Según recuerda el Real Automóvil Club de España (RACE), citando datos del Ministerio de Medioambiente, alrededor del 3 % de los incendios forestales tienen su origen en colillas abandonadas o arrojadas desde vehículos. Por ello, las campañas de concienciación insisten en evitar este comportamiento durante todo el año y, especialmente, en la época estival.
Una sanción que se endureció con la reforma de la Ley de Tráfico
Las consecuencias por cometer esta infracción no siempre han sido las mismas.
En el pasado, tirar una colilla desde el coche se castigaba con 200 euros de multa y la retirada de 4 puntos del permiso de conducir.
Sin embargo, la reforma introducida mediante la Ley de Tráfico 18/2021 endureció estas sanciones hasta las actuales: 500 euros de multa, con posibilidad de reducir la cuantía a 250 euros mediante pronto pago, y la pérdida de seis puntos del carnet.
¿También está prohibido si el coche está detenido?
La prohibición no depende únicamente de que el vehículo esté circulando.
Arrojar una colilla desde un coche parado, incluso con el motor apagado, tampoco está permitido cuando esa acción pueda generar un riesgo para la seguridad vial o para el medioambiente.

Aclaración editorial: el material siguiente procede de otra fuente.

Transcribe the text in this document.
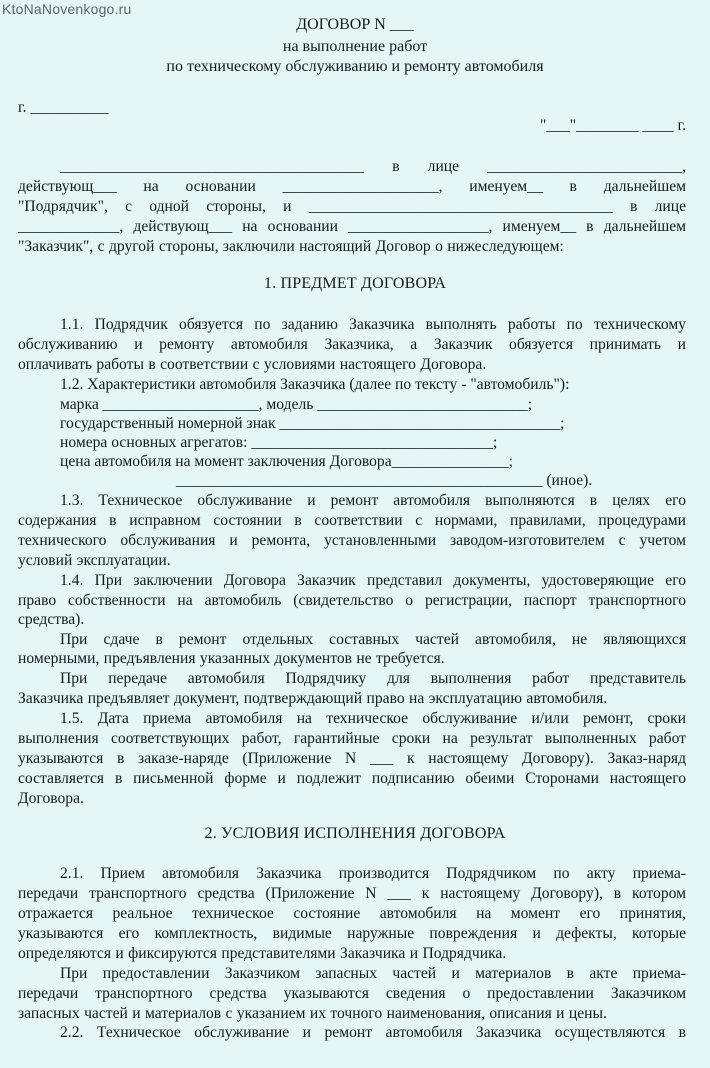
KtoNaNovenkogo.ru
ДОГОВОР N ___
на выполнение работ
по техническому обслуживанию и ремонту автомобиля
г. __________
"___"________ ____ г.
_______________________________________ в лице _________________________,
действующ___ на основании ____________________, именуем__ в дальнейшем
"Подрядчик", с одной стороны, и _______________________________________ в лице
_____________, действующ___ на основании __________________, именуем__ в дальнейшем
"Заказчик", с другой стороны, заключили настоящий Договор о нижеследующем:
1. ПРЕДМЕТ ДОГОВОРА
1.1. Подрядчик обязуется по заданию Заказчика выполнять работы по техническому
обслуживанию и ремонту автомобиля Заказчика, а Заказчик обязуется принимать и
оплачивать работы в соответствии с условиями настоящего Договора.
1.2. Характеристики автомобиля Заказчика (далее по тексту - "автомобиль"):
марка ____________________, модель ___________________________;
государственный номерной знак ____________________________________;
номера основных агрегатов: _______________________________;
цена автомобиля на момент заключения Договора_______________;
_______________________________________________ (иное).
1.3. Техническое обслуживание и ремонт автомобиля выполняются в целях его
содержания в исправном состоянии в соответствии с нормами, правилами, процедурами
технического обслуживания и ремонта, установленными заводом-изготовителем с учетом
условий эксплуатации.
1.4. При заключении Договора Заказчик представил документы, удостоверяющие его
право собственности на автомобиль (свидетельство о регистрации, паспорт транспортного
средства).
При сдаче в ремонт отдельных составных частей автомобиля, не являющихся
номерными, предъявления указанных документов не требуется.
При передаче автомобиля Подрядчику для выполнения работ представитель
Заказчика предъявляет документ, подтверждающий право на эксплуатацию автомобиля.
1.5. Дата приема автомобиля на техническое обслуживание и/или ремонт, сроки
выполнения соответствующих работ, гарантийные сроки на результат выполненных работ
указываются в заказе-наряде (Приложение N ___ к настоящему Договору). Заказ-наряд
составляется в письменной форме и подлежит подписанию обеими Сторонами настоящего
Договора.
2. УСЛОВИЯ ИСПОЛНЕНИЯ ДОГОВОРА
2.1. Прием автомобиля Заказчика производится Подрядчиком по акту приема-
передачи транспортного средства (Приложение N ___ к настоящему Договору), в котором
отражается реальное техническое состояние автомобиля на момент его принятия,
указываются его комплектность, видимые наружные повреждения и дефекты, которые
определяются и фиксируются представителями Заказчика и Подрядчика.
При предоставлении Заказчиком запасных частей и материалов в акте приема-
передачи транспортного средства указываются сведения о предоставлении Заказчиком
запасных частей и материалов с указанием их точного наименования, описания и цены.
2.2. Техническое обслуживание и ремонт автомобиля Заказчика осуществляются в
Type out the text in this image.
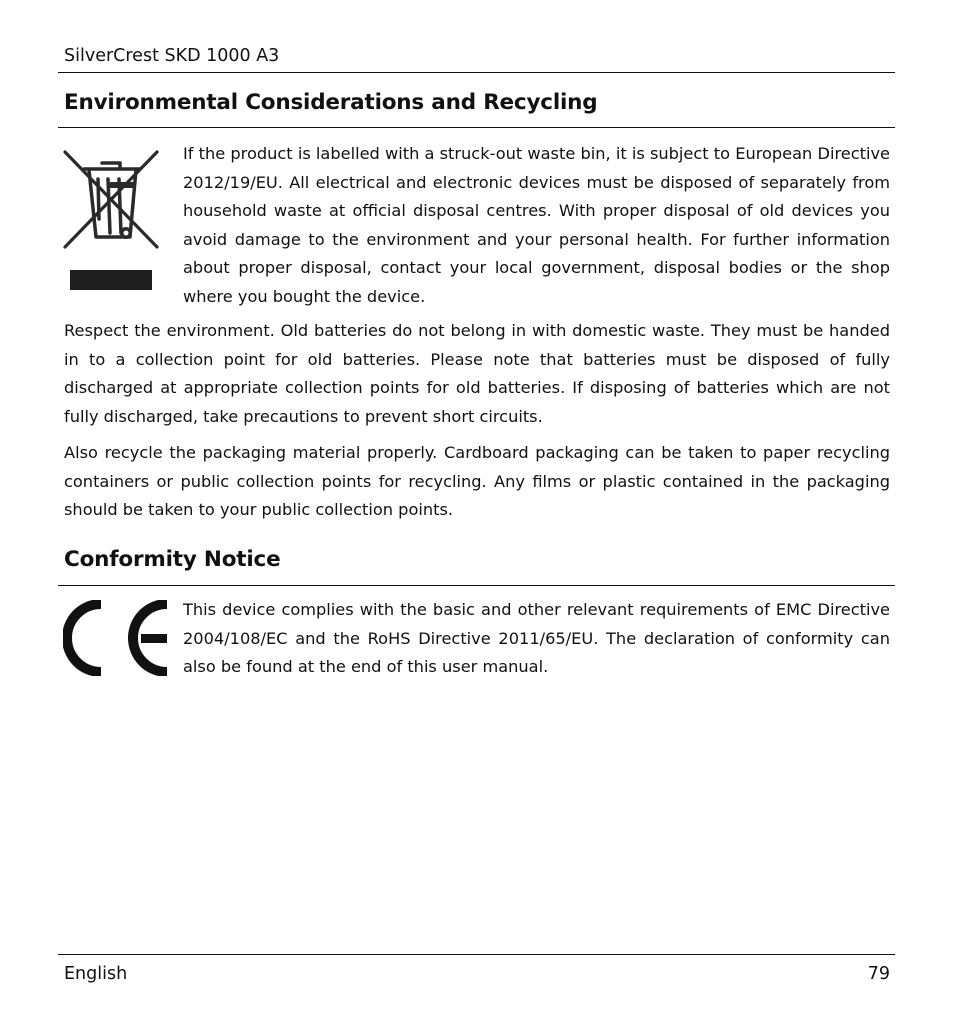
SilverCrest SKD 1000 A3
Environmental Considerations and Recycling

If the product is labelled with a struck-out waste bin, it is subject to European Directive 2012/19/EU. All electrical and electronic devices must be disposed of separately from household waste at official disposal centres. With proper disposal of old devices you avoid damage to the environment and your personal health. For further information about proper disposal, contact your local government, disposal bodies or the shop where you bought the device.

Respect the environment. Old batteries do not belong in with domestic waste. They must be handed in to a collection point for old batteries. Please note that batteries must be disposed of fully discharged at appropriate collection points for old batteries. If disposing of batteries which are not fully discharged, take precautions to prevent short circuits.

Also recycle the packaging material properly. Cardboard packaging can be taken to paper recycling containers or public collection points for recycling. Any films or plastic contained in the packaging should be taken to your public collection points.

Conformity Notice

This device complies with the basic and other relevant requirements of EMC Directive 2004/108/EC and the RoHS Directive 2011/65/EU. The declaration of conformity can also be found at the end of this user manual.

English	79
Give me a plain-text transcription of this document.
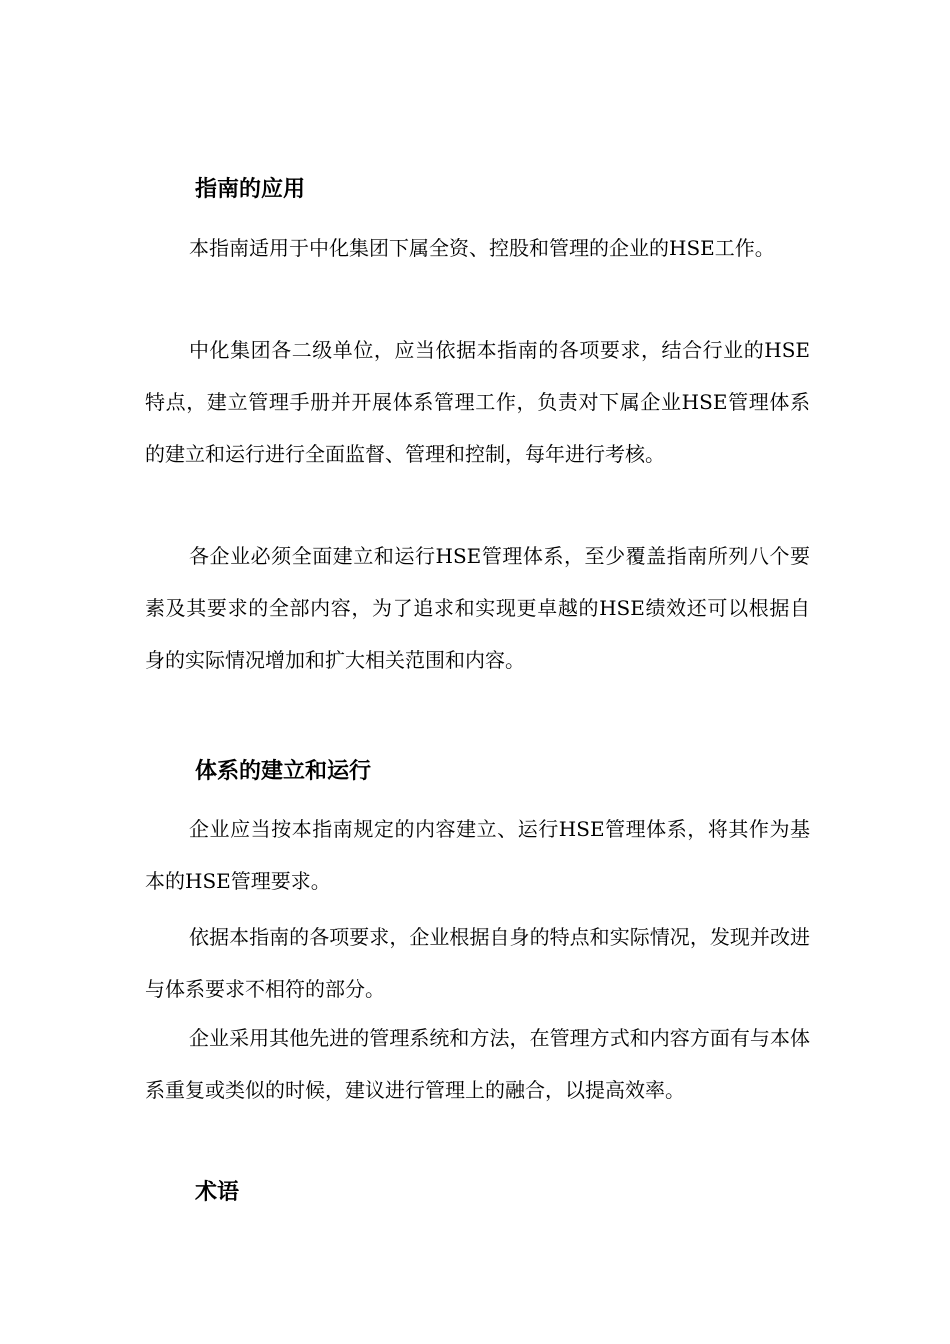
指南的应用

本指南适用于中化集团下属全资、控股和管理的企业的HSE工作。

中化集团各二级单位，应当依据本指南的各项要求，结合行业的HSE特点，建立管理手册并开展体系管理工作，负责对下属企业HSE管理体系的建立和运行进行全面监督、管理和控制，每年进行考核。

各企业必须全面建立和运行HSE管理体系，至少覆盖指南所列八个要素及其要求的全部内容，为了追求和实现更卓越的HSE绩效还可以根据自身的实际情况增加和扩大相关范围和内容。

体系的建立和运行

企业应当按本指南规定的内容建立、运行HSE管理体系，将其作为基本的HSE管理要求。

依据本指南的各项要求，企业根据自身的特点和实际情况，发现并改进与体系要求不相符的部分。

企业采用其他先进的管理系统和方法，在管理方式和内容方面有与本体系重复或类似的时候，建议进行管理上的融合，以提高效率。

术语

En estos supuestos, serán las circunstancias concretas del hecho las que determinen la valoración realizada por los agentes y la sanción correspondiente.
Los motivos por los que esta conducta está tan castigada
Las autoridades consideran que lanzar una colilla desde un vehículo reúne varios factores de riesgo que justifican el endurecimiento de las sanciones.
Entre ellos figura la posibilidad de provocar incendios forestales, un peligro especialmente elevado durante los meses de verano, con mayor calor.
También supone un riesgo para motoristas, peatones y ciclistas, que pueden sufrir el impacto directo de la colilla, sufrir quemaduras o verse afectados por la distracción que genera esta conducta.
Además, arrojar colillas contribuye a incrementar la contaminación y la suciedad en las carreteras y su entorno.
Por estas razones, la Dirección General de Tráfico (DGT) mantiene campañas específicas de vigilancia y continúa reforzando la concienciación sobre este tipo de comportamientos.
Las dudas más frecuentes sobre esta infracción
Una de las preguntas más habituales es qué ocurre si quien lanza la colilla es el copiloto.
En estos casos, las autoridades pueden identificar a la persona responsable de la acción. No obstante, la imposición de la sanción dependerá de las circunstancias concretas y de que pueda determinarse quién cometió la infracción. Si ello es posible, los agentes podrán denunciar directamente al ocupante responsable.
Otra duda habitual está relacionada con el consumo de tabaco durante la conducción.
La normativa española no prohíbe expresamente fumar al volante. Sin embargo, si los agentes consideran que esa acción distrae al conductor o afecta al control del vehículo, podrán sancionarlo por conducir de forma negligente o sin mantener la atención necesaria.
Por ello, la recomendación sigue siendo evitar fumar mientras se conduce y, en caso de hacerlo, utilizar siempre un cenicero dentro del vehículo para impedir que las colillas terminen en el exterior.